Sunday, February 7, 2016

THE NARROWING OF WHAT IT MEANS TO BE HUMAN




Maximizing our humanity requires us to use all of our faculties, integrating sensual awareness and experience with rationality and wisdom. This means that we cannot reject any of our faculties. If we reject our eyes, we will stumble. If we reject our ears, we will not be able to socialize. If we reject our minds, we will not be able to make wise decisions.

However, rejecting rationality and, with it, moral certainty, mindlessness has become acceptable. The evidence of this is all around us. Mindfulness training requires us to close down our minds and only to observe without making moral judgments.

I just read an appealing advertisement for a new meetup group:

·       "From the time we’re just out of diapers we’re charged by our parents, our peers, our lovers, ourselves, with the task of maintaining certainty, and if we don’t feel certainty, of manufacturing it. Tonight’s going to be different—tonight we’ll ask all who come to drop the certainty and gather around a comfortable white sofa with a glass of wine and a sense of curiosity. What brings you joy? What keeps you up at night? How’s your heart? What do you love, and what would you like to be different? What do you want to share, or hear from your brothers?"

Understandably, wisdom and certainty are demanding, while experience and feelings are just what they are (or however we want to interpret them), and, without making judgments about them, they are all acceptable.

Admittedly, this might prove comfortable for the short run.

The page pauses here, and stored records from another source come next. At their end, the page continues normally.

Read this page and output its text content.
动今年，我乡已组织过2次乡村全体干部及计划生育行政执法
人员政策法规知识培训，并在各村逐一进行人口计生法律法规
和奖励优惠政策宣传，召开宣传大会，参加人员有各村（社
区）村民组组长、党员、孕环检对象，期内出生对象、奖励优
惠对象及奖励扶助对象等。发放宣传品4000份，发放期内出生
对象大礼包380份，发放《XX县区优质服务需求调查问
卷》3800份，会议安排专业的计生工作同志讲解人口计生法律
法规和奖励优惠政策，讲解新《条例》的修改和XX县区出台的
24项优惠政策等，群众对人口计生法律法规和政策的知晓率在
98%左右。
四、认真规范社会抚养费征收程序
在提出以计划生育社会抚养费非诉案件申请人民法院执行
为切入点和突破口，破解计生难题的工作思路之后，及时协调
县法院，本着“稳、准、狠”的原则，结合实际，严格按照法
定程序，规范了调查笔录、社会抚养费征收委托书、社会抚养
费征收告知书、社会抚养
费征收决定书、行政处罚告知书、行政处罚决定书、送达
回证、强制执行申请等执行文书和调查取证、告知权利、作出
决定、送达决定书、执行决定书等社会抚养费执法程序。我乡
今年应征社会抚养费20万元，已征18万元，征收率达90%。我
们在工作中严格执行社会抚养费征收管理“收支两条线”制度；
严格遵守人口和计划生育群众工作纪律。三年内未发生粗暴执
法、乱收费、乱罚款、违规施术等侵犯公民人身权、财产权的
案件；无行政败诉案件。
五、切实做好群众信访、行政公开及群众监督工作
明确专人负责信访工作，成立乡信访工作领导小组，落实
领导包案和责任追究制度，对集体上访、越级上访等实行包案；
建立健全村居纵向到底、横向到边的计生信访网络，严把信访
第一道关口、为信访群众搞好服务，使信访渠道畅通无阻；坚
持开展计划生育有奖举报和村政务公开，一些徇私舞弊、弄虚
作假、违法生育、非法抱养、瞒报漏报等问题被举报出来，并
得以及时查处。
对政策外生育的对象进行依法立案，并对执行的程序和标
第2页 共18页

More importantly, this trend reflects a narrowing and a dangerous cultural trend. We feel uncomfortable about judgment, more specifically, about being criticized. Even more, we cannot endure criticism. It attacks the very basis who we are as people - our value and personhood.

In fact, we feel so threatened by criticism, many have gone so far as to deny freewill. After all, if we lack freewill, we couldn't have done otherwise and, therefore, bear no guilt.

Ironically, to defend ourselves against criticism and guilt, we demean who we are as humans. Consequently, we see ourselves as wet machines – not very edifying.

Well, if we are merely machines that cannot do otherwise, why then should we try to oppose our desires to steal and cheat? The only rationale that then remains to oppose our selfish instincts is the fear of getting caught, but fear alone is often not enough. Consequently, lying, stealing, and cheating have become so prevalent that no one trusts our institutions. Can we survive such cynicism?

What is the answer? How are we to bear our moral failures and accept criticism? Simply through confidence that when we confess our sins and failures to our Savior, He forgives and cleanses us completely! And when we come to live according to His opinions, we gradually lose our fear of the opinions and criticisms of others. Instead of people-pleasers, we are liberated to become God-pleaser. It's beats being a wet machine.